What is the best way to parse (big) XML in C# Code?

70,463

Solution 1

Use XmlReader to parse large XML documents. XmlReader provides fast, forward-only, non-cached access to XML data. (Forward-only means you can read the XML file from beginning to end but cannot move backwards in the file.) XmlReader uses small amounts of memory, and is equivalent to using a simple SAX reader.

    using (XmlReader myReader = XmlReader.Create(@"c:\data\coords.xml"))
    {
        while (myReader.Read())
        {
           // Process each node (myReader.Value) here
           // ...
        }
    }

You can use XmlReader to process files that are up to 2 gigabytes (GB) in size.

Ref: How to read XML from a file by using Visual C#

Solution 2

Asat 14 May 2009: I've switched to using a hybrid approach... see code below.

This version has most of the advantages of both:
  * the XmlReader/XmlTextReader (memory efficiency --> speed); and
  * the XmlSerializer (code-gen --> development expediancy and flexibility).

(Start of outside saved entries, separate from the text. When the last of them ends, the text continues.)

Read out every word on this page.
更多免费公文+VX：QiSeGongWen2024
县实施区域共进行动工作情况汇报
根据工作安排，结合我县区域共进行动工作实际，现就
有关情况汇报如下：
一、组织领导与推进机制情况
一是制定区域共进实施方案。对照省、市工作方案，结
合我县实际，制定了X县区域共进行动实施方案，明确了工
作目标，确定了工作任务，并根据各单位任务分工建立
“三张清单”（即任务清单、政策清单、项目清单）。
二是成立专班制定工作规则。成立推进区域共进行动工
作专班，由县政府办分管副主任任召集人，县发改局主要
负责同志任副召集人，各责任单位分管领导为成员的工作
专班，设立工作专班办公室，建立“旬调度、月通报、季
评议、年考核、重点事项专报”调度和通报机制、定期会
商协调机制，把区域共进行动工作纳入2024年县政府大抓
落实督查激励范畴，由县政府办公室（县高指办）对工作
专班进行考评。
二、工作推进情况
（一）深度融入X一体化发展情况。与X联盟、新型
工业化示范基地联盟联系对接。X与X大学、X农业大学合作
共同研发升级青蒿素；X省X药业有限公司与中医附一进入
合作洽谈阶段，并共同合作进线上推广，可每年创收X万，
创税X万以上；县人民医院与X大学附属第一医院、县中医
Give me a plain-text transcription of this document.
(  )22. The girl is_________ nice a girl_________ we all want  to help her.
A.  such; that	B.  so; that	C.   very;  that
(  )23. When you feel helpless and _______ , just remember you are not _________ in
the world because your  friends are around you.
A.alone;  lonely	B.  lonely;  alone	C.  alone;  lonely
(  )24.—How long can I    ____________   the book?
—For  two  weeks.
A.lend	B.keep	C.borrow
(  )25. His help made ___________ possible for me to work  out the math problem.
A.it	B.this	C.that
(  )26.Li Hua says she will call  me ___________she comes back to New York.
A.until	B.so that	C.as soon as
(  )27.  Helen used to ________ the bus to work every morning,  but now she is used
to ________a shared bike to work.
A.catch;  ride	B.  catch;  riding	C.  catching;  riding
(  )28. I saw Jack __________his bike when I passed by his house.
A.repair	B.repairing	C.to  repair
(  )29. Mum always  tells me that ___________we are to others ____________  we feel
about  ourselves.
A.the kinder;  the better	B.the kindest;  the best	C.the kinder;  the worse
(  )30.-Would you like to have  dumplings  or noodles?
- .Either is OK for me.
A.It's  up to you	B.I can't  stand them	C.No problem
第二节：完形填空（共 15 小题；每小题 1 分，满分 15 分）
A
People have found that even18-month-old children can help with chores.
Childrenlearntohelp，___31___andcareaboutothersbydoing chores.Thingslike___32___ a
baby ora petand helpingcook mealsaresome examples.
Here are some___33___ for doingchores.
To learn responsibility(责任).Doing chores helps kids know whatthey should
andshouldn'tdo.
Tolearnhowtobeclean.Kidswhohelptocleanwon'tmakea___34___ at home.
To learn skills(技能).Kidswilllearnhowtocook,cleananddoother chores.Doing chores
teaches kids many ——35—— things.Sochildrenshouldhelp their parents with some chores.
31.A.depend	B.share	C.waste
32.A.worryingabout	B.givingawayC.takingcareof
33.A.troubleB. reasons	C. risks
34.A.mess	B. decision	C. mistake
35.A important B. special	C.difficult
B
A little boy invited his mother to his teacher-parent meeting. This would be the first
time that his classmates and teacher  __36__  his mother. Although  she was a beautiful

It uses the XmlTextReader to iterate through the document, and creates "doclets" which it deserializes using the XmlSerializer and "XML binding" classes generated with XSD.EXE.

I guess this recipe is universally applicable, and it's fast... I'm parsing a 201 MB XML Document containing 56,000 GML Features in about 7 seconds... the old VB6 implementation of this application took minutes (or even hours) to parse large extracts... so I'm lookin' good to go.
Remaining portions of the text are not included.